Jun 07, 2014 08:05 AM EDT
Prehistoric Fire Fossils Reveals More Information About Dinosaur Extinction

Archaeologists have discovered that forests, as far back as 66 million years ago, recovered from fires the same way they do today.

The first fossil-record evidence of forest fire ecology in Canada, revealing a "snapshot" of the ecology on Earth just before the mass extinction of the dinosaurs, according to a team of researchers from McGill University and the Royal Saskatchewan Museum.

Researchers also discovered evidence that the region's climate was a lot warmer and wetter than it currently is today.

"Excavating plant fossils preserved in rocks deposited during the last days of the dinosaurs, we found some preserved with abundant fossilized charcoal and others without it.
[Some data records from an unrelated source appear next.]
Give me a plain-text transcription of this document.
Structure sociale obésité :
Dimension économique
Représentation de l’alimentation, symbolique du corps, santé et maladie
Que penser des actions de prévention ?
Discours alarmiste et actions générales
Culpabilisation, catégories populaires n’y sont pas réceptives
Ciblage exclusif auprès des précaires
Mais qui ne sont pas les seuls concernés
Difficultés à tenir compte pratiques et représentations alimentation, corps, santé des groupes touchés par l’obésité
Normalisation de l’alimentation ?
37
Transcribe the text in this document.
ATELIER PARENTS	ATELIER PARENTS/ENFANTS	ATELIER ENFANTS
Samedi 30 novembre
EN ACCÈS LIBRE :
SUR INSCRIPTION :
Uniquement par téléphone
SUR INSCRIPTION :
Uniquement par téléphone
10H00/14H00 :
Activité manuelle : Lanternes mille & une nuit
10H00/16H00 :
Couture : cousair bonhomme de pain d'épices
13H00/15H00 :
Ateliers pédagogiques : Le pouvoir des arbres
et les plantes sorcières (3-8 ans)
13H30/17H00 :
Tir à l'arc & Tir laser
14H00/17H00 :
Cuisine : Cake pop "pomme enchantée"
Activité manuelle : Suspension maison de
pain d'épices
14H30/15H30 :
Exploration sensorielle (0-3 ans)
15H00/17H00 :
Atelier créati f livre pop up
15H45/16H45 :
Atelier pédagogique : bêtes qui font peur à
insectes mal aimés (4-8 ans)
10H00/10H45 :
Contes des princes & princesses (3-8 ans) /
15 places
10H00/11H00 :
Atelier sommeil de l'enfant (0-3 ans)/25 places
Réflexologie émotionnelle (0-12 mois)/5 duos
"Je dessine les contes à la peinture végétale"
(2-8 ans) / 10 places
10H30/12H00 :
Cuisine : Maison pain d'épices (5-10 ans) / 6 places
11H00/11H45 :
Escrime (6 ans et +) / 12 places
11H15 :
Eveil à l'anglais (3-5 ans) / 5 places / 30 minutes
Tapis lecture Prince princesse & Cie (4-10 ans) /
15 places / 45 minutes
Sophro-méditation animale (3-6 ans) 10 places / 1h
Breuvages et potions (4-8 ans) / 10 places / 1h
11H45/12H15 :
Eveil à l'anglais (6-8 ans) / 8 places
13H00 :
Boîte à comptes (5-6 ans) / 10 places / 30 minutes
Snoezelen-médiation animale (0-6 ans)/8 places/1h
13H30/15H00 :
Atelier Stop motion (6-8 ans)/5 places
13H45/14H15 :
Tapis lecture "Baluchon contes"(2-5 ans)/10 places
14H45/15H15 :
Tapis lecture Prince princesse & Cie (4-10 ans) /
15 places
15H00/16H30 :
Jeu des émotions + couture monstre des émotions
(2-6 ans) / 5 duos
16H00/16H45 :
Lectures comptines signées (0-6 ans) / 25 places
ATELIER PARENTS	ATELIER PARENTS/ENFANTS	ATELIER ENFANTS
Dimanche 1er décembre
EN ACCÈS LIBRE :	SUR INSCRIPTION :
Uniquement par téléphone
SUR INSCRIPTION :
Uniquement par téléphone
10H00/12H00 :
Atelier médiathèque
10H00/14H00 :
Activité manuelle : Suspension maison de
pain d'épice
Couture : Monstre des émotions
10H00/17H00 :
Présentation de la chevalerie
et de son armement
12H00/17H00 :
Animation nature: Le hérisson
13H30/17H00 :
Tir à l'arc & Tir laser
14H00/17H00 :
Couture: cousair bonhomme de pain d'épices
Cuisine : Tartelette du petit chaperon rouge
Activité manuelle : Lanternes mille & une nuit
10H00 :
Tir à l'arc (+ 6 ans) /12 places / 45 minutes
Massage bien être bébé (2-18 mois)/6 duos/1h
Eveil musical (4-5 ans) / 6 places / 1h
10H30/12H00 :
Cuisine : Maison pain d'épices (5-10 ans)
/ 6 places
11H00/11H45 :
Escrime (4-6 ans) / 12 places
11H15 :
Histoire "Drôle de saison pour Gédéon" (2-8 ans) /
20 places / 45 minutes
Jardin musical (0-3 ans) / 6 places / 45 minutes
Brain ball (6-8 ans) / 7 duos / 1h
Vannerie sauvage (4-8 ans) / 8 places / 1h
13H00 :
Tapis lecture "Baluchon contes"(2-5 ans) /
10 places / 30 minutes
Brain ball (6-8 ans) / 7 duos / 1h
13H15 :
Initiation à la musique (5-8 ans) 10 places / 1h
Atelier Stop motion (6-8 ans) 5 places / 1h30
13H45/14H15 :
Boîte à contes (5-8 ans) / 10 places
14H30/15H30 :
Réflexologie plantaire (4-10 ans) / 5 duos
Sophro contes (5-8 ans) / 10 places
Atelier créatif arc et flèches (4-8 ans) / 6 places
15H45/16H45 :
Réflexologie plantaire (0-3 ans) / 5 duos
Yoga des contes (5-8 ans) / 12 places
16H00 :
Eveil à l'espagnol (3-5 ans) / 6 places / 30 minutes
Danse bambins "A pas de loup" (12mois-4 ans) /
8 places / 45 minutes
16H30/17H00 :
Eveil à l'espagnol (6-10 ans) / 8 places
From this, we were able to reconstruct what the Cretaceous forests looked like with and without fire disturbance," said Hans Larsson, Canada Research Chair in Macroevolution at McGill University, according to a university press release.

The discovery showed that at the forest fire site, the plants are dominated by flora similar to the kind that started forest recovery after a fire today.

Ancient forests handled fires much like current forests, with plants like alder, birch, and sassafras present in early stages before making room for sequoia and ginkgo trees.

"We were looking at the direct result of a 66-million-year old forest fire, preserved in stone," said Emily Bamforth, of the Royal Saskatchewan Museum and the study's first author, according to the release. "Moreover, we now have evidence that the mean annual temperature in southern Saskatchewan was 10-12 degrees Celsius warmer than today, with almost six times as much precipitation."

Researchers were able to use plant fossils for the first time to determine what kind of climate the dinosaurs lived in before they disappeared, possibly providing some insight into the current extinction theory.

"The abundant plant fossils also allowed us for the first time to estimate climate conditions for the closing period of the dinosaurs in southwestern Canada, and provides one more clue to reveal what the ecology was like just before they went extinct," said Larsson, who is also an Associate Professor at the Redpath Museum.

The findings were published in the journal Palaeogeography, Palaeoclimatology, Palaeoecology.